Controlling negative affect is important during conflict, and in your relationship in general. But, so is building positive affect. Gottman research shows that positivity must be built and maintained intentionally as part of the therapy (it doesn’t just automatically fill the empty spaces once you two step out of conflict). This is another focus of the Gottman Method – to improve your friendship and your attachment to one another. A Gottman therapist can help you:
Down-regulate negative affect and its escalation during conflict
Increase positive affect in conflict
Increase positive affect outside of conflict
Turn toward each other for bids of emotional connection
Build emotional intimacy
Build other aspects of your friendship (such as courtship, romance, play, fun, adventure, etc).

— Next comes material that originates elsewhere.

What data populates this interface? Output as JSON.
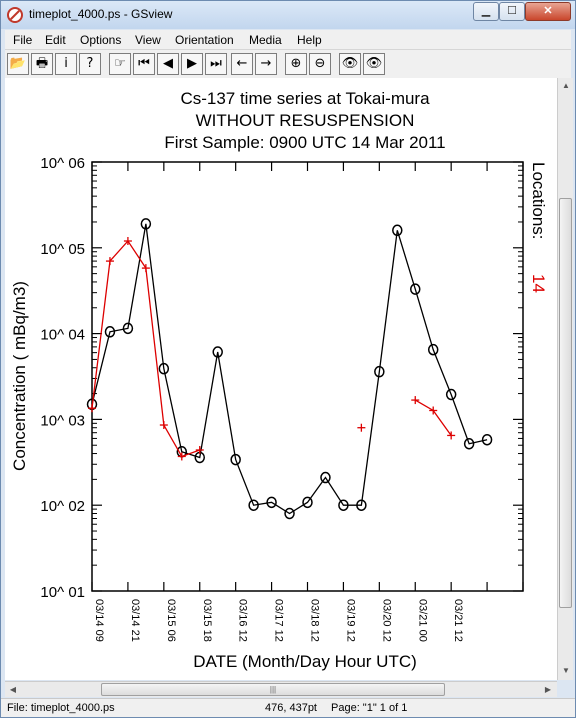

Some couples are a mismatch with regard to “meta-emotion” – which is how people feel about feelings. If there is a mismatch, it is important that you two take some time to understand your partner’s relationship to feelings like pride, contempt, anger, joy, excitement, humor, fear, sadness, love, etc. It also is important to understand your partner’s trauma and emotional triggers. Just because you don’t feel the same way about something doesn’t mean that your partner’s experience is invalid. Your partner’s feelings won’t change just because you don’t understand or disagree. If you fail to express interest, compassion, and/or acceptance of your partner’s feelings, he/she is likely to stop sharing them with you. When that happens, you partner will start feeling very lonely in the relationship and the two of you will grow more and more distant. Tune into your partner’s emotions because sharing these vulnerabilities will build emotional intimacy, which will then keep your physical intimacy and your relationship satisfaction alive.
A final goal of a Gottman therapist is to help you build a shared meaning system together. This means identifying and communicating your sense of purpose, priorities and values, philosophies, ethics, values, goals and missions, cultural and family traditions, etc. This allows you to build a solid base and adds purpose to your lives together.